The best way to reliably make sure Proton wouldn't have any info on you is to not have ever tied any real information about yourself or your payment info to that account.
Thank you for the information.
B..But..Swiss evil?
@Charger8232 @jrcruciani The bug is between keyboard and chair. It is always a problem to use crédit card.
Use monero.
Some people in the comment section are really dumb switching to other alternatives thinking that Proton isn't trustworthy because they gave the information despite the organisation not using anonymous currency. What's ironic is that some of these people are switching to those alternatives where you can't even use anonymous currency.
Also, kind of a clickbait title.
They have a .onion site. Use it always.
And don’t pay with a credit card if you’re committing crimes lmao
article in case you can't read it: ~~lemmy.ml/post/44086795~~ edit: better link in a reply.
proton coulda put up a fight, a loud one, for optics sake if nothing else. rolling over on any (and by implication, all) request should be the last straw in their long line of snafus; by way of "death by a thousand cuts", I would never entrust them with anything of importance.
signal demonstrated that you could decouple payment info from user data and a shop that touts the privacy part of their offerings coulda at least mimic such a thing.
edit 2: fuck any and all pay-with-crypto shills and the horse they rode in on.
You cannot put up a fight when ordered to do something by a judge who has jurisdiction over you. You either comply or you’re committing a crime.

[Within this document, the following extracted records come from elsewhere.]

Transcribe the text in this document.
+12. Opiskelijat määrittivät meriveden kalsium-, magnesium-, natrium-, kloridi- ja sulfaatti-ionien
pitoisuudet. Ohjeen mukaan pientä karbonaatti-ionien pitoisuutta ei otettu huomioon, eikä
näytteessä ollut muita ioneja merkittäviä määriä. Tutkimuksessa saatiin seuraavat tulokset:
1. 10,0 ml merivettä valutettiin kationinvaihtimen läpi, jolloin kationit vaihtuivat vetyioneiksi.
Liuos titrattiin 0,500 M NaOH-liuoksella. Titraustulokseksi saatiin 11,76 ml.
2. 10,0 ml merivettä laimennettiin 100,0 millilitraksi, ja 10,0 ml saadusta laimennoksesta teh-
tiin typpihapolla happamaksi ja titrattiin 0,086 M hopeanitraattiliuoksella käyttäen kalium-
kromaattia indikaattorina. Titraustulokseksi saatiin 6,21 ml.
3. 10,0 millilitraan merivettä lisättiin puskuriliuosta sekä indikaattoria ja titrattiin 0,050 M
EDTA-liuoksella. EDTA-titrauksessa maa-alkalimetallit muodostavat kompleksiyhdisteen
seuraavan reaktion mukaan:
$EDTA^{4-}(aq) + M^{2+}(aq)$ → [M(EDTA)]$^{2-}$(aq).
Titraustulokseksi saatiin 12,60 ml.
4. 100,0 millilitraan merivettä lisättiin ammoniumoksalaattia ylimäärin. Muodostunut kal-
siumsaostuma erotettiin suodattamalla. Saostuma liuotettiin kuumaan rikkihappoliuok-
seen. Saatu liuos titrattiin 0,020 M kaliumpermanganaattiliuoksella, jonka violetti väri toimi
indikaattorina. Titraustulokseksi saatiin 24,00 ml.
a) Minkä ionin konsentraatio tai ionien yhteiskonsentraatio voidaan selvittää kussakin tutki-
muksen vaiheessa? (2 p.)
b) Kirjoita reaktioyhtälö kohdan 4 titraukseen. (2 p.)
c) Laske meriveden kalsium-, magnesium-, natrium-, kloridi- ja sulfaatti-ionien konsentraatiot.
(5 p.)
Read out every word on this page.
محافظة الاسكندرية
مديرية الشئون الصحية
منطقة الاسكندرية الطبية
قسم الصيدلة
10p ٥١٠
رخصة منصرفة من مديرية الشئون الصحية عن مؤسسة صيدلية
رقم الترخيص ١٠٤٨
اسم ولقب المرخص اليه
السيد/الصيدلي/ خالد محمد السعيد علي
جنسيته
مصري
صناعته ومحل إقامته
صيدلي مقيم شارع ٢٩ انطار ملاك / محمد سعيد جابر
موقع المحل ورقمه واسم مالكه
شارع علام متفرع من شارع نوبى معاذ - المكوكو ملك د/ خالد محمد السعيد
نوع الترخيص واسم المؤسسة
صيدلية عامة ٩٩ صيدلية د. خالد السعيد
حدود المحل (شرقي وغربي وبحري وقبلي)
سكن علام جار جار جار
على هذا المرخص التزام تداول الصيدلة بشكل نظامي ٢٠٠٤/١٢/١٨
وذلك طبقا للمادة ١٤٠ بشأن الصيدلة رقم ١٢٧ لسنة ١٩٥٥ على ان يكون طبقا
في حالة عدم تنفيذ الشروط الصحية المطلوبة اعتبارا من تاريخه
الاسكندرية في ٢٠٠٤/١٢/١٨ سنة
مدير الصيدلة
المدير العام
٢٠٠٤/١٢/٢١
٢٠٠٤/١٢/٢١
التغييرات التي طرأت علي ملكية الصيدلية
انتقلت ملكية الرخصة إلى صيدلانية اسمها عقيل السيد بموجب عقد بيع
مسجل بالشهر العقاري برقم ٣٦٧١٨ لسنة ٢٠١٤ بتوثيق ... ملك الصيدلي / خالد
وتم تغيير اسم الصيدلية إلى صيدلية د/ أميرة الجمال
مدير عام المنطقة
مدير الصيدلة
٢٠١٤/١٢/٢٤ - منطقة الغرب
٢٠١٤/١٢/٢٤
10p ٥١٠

I imagine they got courts and lawyers and motions and hearings and stuff over there, even if the fight is doomed you need to show your teeth once in a while. and what's with the proton employee reviewing whether there were "explosives" and "guns" involved, naturally based on super-reliable evidence, what the fuck is that?!
and alla that aside, why do they have payment and user info on file, for what fucking purpose? there's either user privacy or there ain't. and them folks are in the "ain't" camp.
I imagine they got courts and lawyers and motions and hearings and stuff over there, even if the fight is doomed you need to show your teeth once in a while.
That’s not how it works. They can’t just refuse to comply with a lawful order from a judge. They could be put in actual jail. This affects all email providers.
what is this take based on? there's a direct line between "we want this shit done" and "judge rubberstamps order"? no process, no interview, no hearing, no nothings? medieval courts maybe worked that way, no system of government I know of nowadays does.
Every single government works this way. Court orders are not optional.